2. La línea del rescate financiero y eficiencia (Valencia, De la Espriella y Fajardo)
En la otra orilla, la derecha y el centro apuntan a que la crisis no es de diseño, sino de asfixia económica y gestión. Paloma Valencia y Sergio Fajardo coinciden en que la Unidad de Pago por Capitación (UPC) —el dinero que el Estado paga por cada paciente— está desactualizada. Valencia propone recalcularla para 2027 basada en las necesidades reales del usuario, inyectando $9 billones de pesos inmediatos. Fajardo, por su parte, es el más ambicioso en recursos: promete $15 billones para estabilizar las reglas del juego, planteando una reforma concertada de cara al año 2028.
Finalmente, Abelardo De la Espriella enfoca su estrategia en la disciplina fiscal y la seguridad jurídica.
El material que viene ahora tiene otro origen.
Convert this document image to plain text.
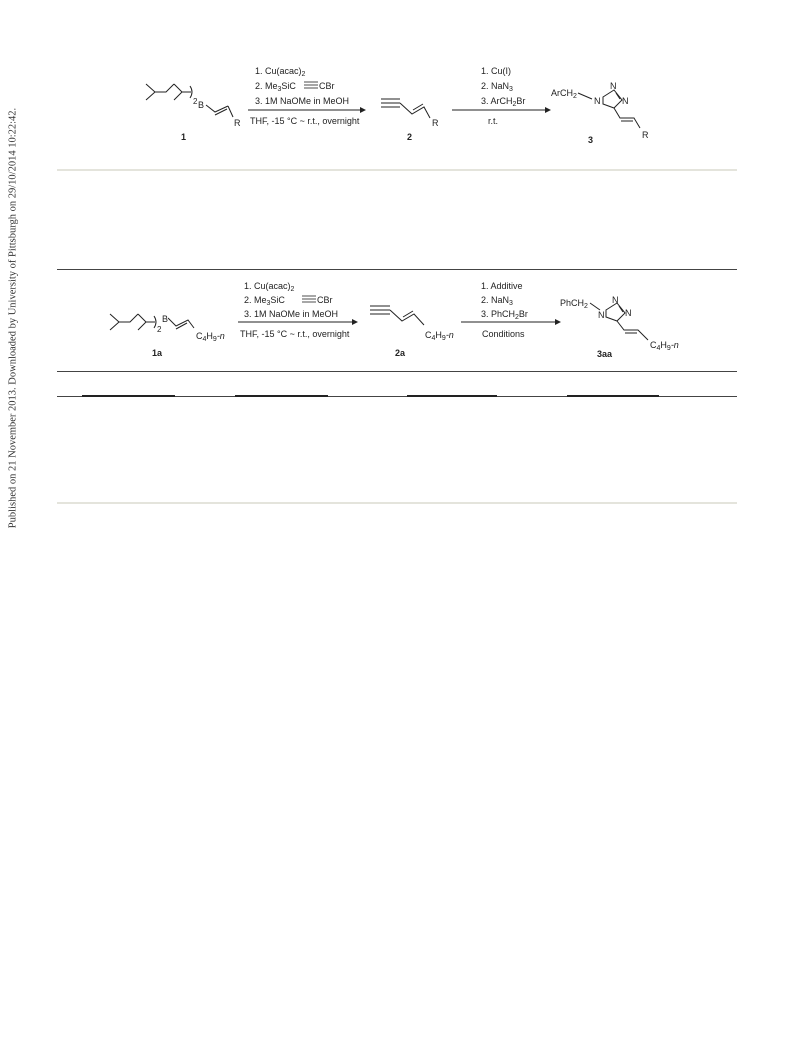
Published on 21 November 2013. Downloaded by University of Pittsburgh on 29/10/2014 10:22:42.
2 B
R
1
1. $Cu(acac)_2$
2. $Me_3SiC$	CBr
3. 1M NaOMe in MeOH
THF, -15 °C ~ r.t., overnight	R
2
1. Cu(I)
2. NaN$_3$
3. ArCH$_2$Br
r.t.
ArCH$_2$ N
N
N
R
3
2
B
$C_4H_9-n$
1a
1. $Cu(acac)_2$
2. $Me_3SiC$	CBr
3. 1M NaOMe in MeOH
THF, -15 °C ~ r.t., overnight	$C_4H_9-n$
2a
1. Additive
2. NaN$_3$
3. PhCH$_2$Br
Conditions
PhCH$_2$
N
N
N
$C_4H_9-n$
3aa
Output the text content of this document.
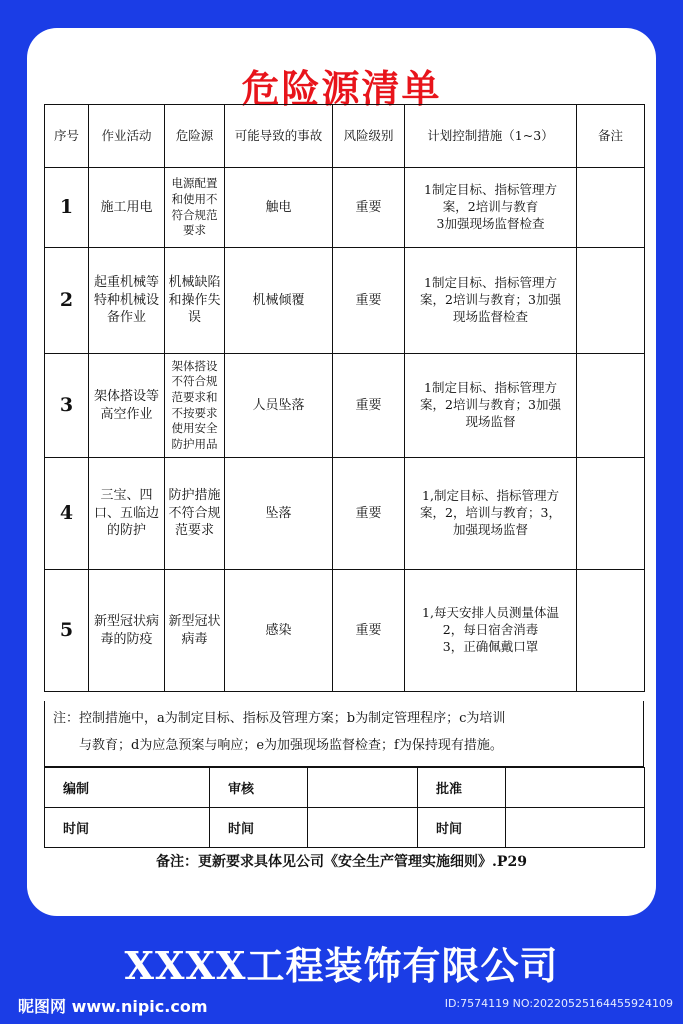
危险源清单
序号	作业活动	危险源	可能导致的事故	风险级别	计划控制措施（1~3）	备注
1	施工用电	电源配置和使用不符合规范要求	触电	重要	1制定目标、指标管理方
案，2培训与教育
3加强现场监督检查	

2	起重机械等特种机械设备作业	机械缺陷和操作失误	机械倾覆	重要	1制定目标、指标管理方
案，2培训与教育；3加强
现场监督检查	

3	架体搭设等高空作业	架体搭设不符合规范要求和不按要求使用安全防护用品	人员坠落	重要	1制定目标、指标管理方
案，2培训与教育；3加强
现场监督	

4	三宝、四口、五临边的防护	防护措施不符合规范要求	坠落	重要	1,制定目标、指标管理方
案，2，培训与教育；3，
加强现场监督	

5	新型冠状病毒的防疫	新型冠状病毒	感染	重要	1,每天安排人员测量体温
2，每日宿舍消毒
3，正确佩戴口罩	

注：控制措施中，a为制定目标、指标及管理方案；b为制定管理程序；c为培训
与教育；d为应急预案与响应；e为加强现场监督检查；f为保持现有措施。
编制	审核		批准	
时间	时间		时间	
备注：更新要求具体见公司《安全生产管理实施细则》.P29
XXXX工程装饰有限公司
昵图网 www.nipic.com	ID:7574119 NO:20220525164455924109
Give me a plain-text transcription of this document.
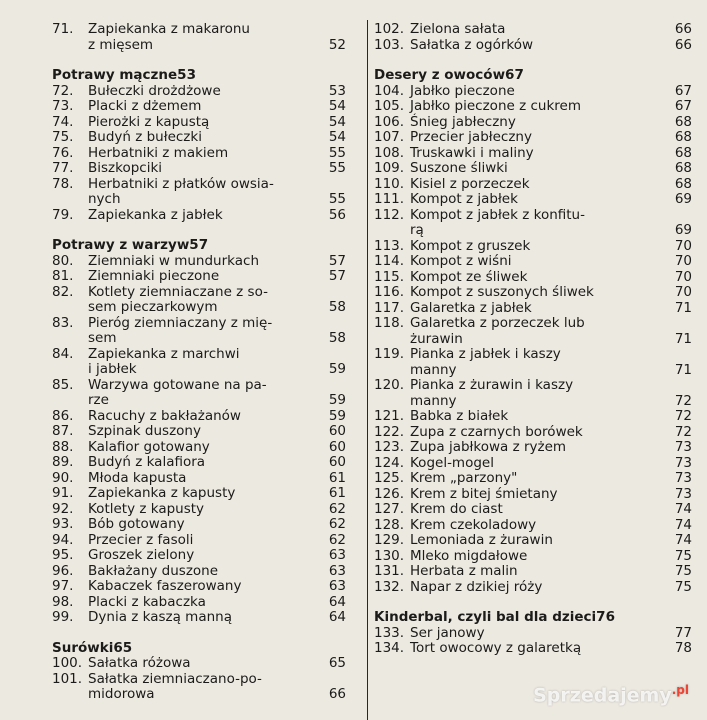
71. Zapiekanka z makaronu
z mięsem	52
Potrawy mączne53
72. Bułeczki drożdżowe	53
73. Placki z dżemem	54
74. Pierożki z kapustą	54
75. Budyń z bułeczki	54
76. Herbatniki z makiem	55
77. Biszkopciki	55
78. Herbatniki z płatków owsia-
nych	55
79. Zapiekanka z jabłek	56
Potrawy z warzyw57
80. Ziemniaki w mundurkach	57
81. Ziemniaki pieczone	57
82. Kotlety ziemniaczane z so-
sem pieczarkowym	58
83. Pieróg ziemniaczany z mię-
sem	58
84. Zapiekanka z marchwi
i jabłek	59
85. Warzywa gotowane na pa-
rze	59
86. Racuchy z bakłażanów	59
87. Szpinak duszony	60
88. Kalafior gotowany	60
89. Budyń z kalafiora	60
90. Młoda kapusta	61
91. Zapiekanka z kapusty	61
92. Kotlety z kapusty	62
93. Bób gotowany	62
94. Przecier z fasoli	62
95. Groszek zielony	63
96. Bakłażany duszone	63
97. Kabaczek faszerowany	63
98. Placki z kabaczka	64
99. Dynia z kaszą manną	64
Surówki65
100. Sałatka różowa	65
101. Sałatka ziemniaczano-po-
midorowa	66
102. Zielona sałata	66
103. Sałatka z ogórków	66
Desery z owoców67
104. Jabłko pieczone	67
105. Jabłko pieczone z cukrem	67
106. Śnieg jabłeczny	68
107. Przecier jabłeczny	68
108. Truskawki i maliny	68
109. Suszone śliwki	68
110. Kisiel z porzeczek	68
111. Kompot z jabłek	69
112. Kompot z jabłek z konfitu-
rą	69
113. Kompot z gruszek	70
114. Kompot z wiśni	70
115. Kompot ze śliwek	70
116. Kompot z suszonych śliwek	70
117. Galaretka z jabłek	71
118. Galaretka z porzeczek lub
żurawin	71
119. Pianka z jabłek i kaszy
manny	71
120. Pianka z żurawin i kaszy
manny	72
121. Babka z białek	72
122. Zupa z czarnych borówek	72
123. Zupa jabłkowa z ryżem	73
124. Kogel-mogel	73
125. Krem „parzony"	73
126. Krem z bitej śmietany	73
127. Krem do ciast	74
128. Krem czekoladowy	74
129. Lemoniada z żurawin	74
130. Mleko migdałowe	75
131. Herbata z malin	75
132. Napar z dzikiej róży	75
Kinderbal, czyli bal dla dzieci76
133. Ser janowy	77
134. Tort owocowy z galaretką	78
Sprzedajemy$^{.pl}$
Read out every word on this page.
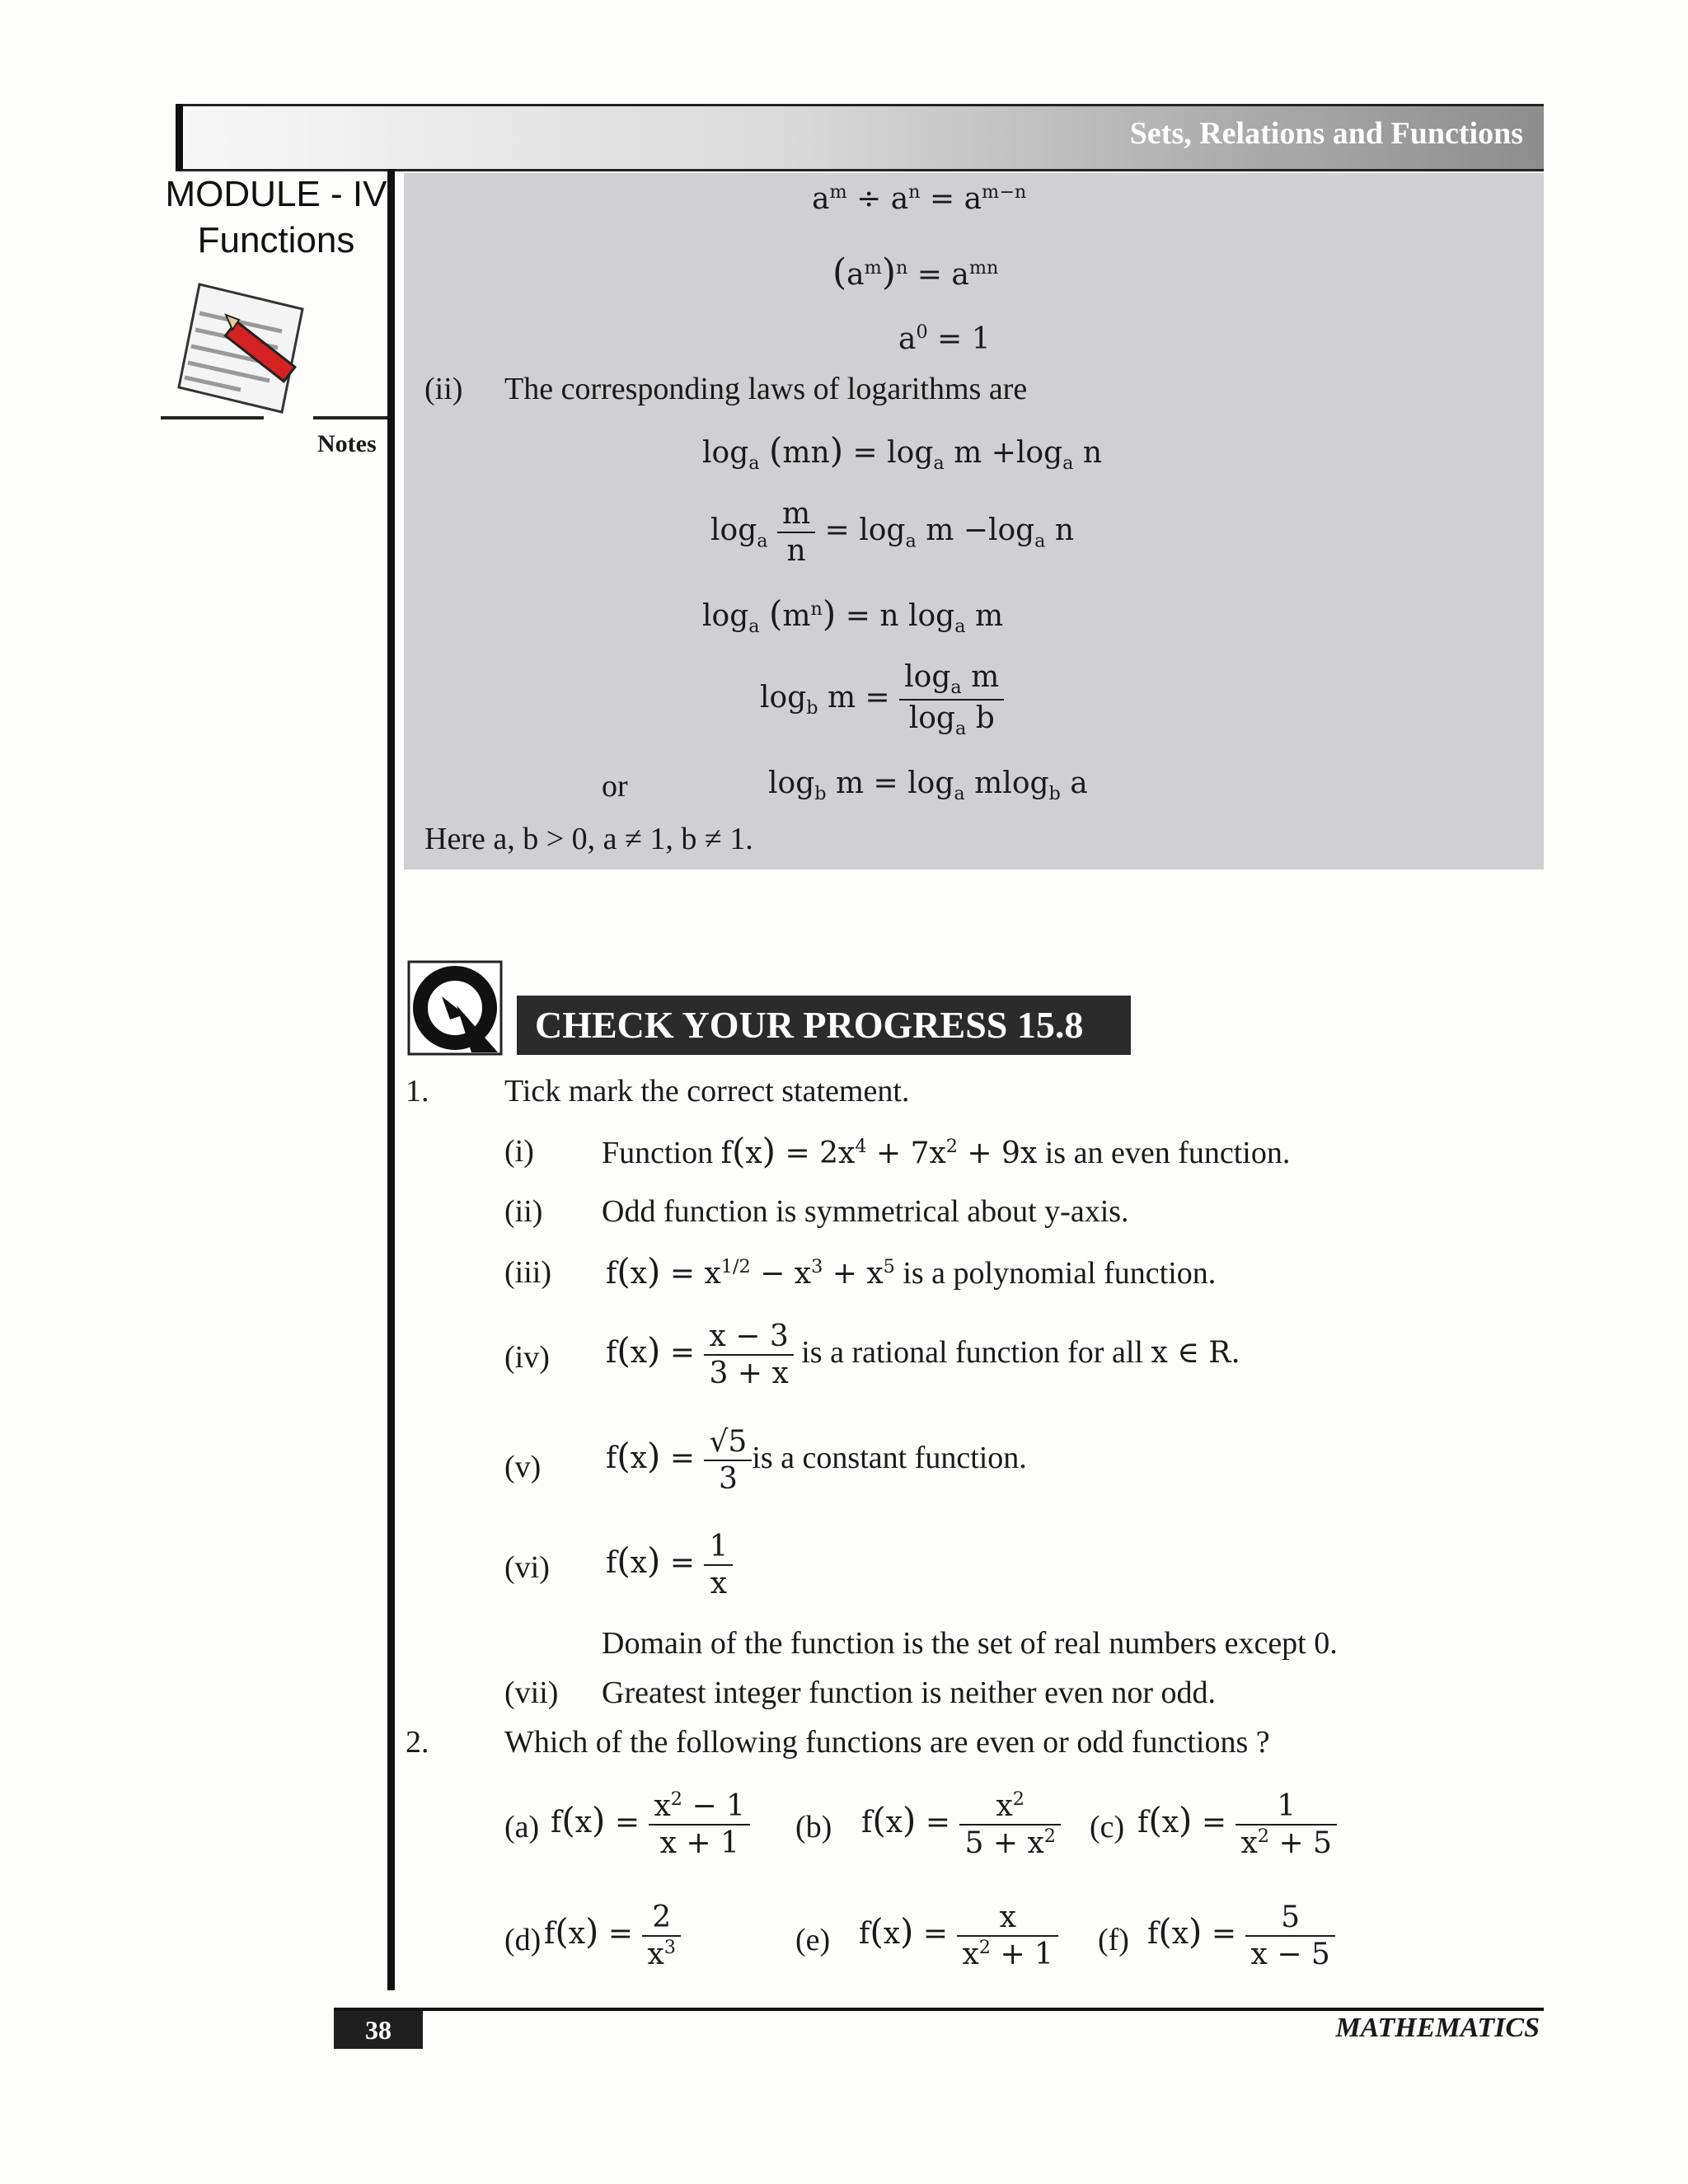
Sets, Relations and Functions
MODULE - IV
Functions
Notes
$a^m \div a^n = a^{m-n}$
$(a^m)^n = a^{mn}$
$a^0 = 1$
(ii) The corresponding laws of logarithms are
$\log_a (mn) = \log_a m +\log_a$ n
$\log_a \frac{m}{n} = \log_a m -\log_a$ n
$\log_a (m^n) = n$ $\log_a m$
$\log_b m = \frac{\log_a m}{\log_a b}$
or	$\log_b m = \log_a mlog_b$ a
Here a, b > 0, a ≠ 1, b ≠ 1.
CHECK YOUR PROGRESS 15.8
1. Tick mark the correct statement.
(i) Function $f(x) = 2x^4 + 7x^2 + 9x$ is an even function.
(ii) Odd function is symmetrical about y-axis.
(iii) $f(x) = x^{1/2} - x^3 + x^5$ is a polynomial function.
(iv) $f(x) = \frac{x - 3}{3 + x}$ is a rational function for all x ∈ R.
(v) $f(x) = \frac{√5}{3}$ is a constant function.
(vi) $f(x) = \frac{1}{x}$
Domain of the function is the set of real numbers except 0.
(vii) Greatest integer function is neither even nor odd.
2. Which of the following functions are even or odd functions ?
(a) $f(x) = \frac{x^2 - 1}{x + 1} (b) f(x) = \frac{x^2}{5 + x^2} (c) f(x) = \frac{1}{x^2 + 5}$
(d) $f(x) = \frac{2}{x^3}$	(e) $f(x) = \frac{x}{x^2 + 1} (f) f(x) = \frac{5}{x - 5}$
38	MATHEMATICS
Su plan de choque de $10 billones busca meter en cintura a las EPS mediante topes de administración y propone un arbitraje severo de los recursos manejados por la ADRES, sumado a la activación de un “Bloque Anticorrupción” para revisar la infraestructura hospitalaria abandonada o ineficiente.
El diagnóstico está hecho: el sistema está desfinanciado y los usuarios lo padecen a diario. La decisión de los colombianos en las urnas determinará si la salud toma el camino de la intervención estatal o el de la reingeniería de capitales.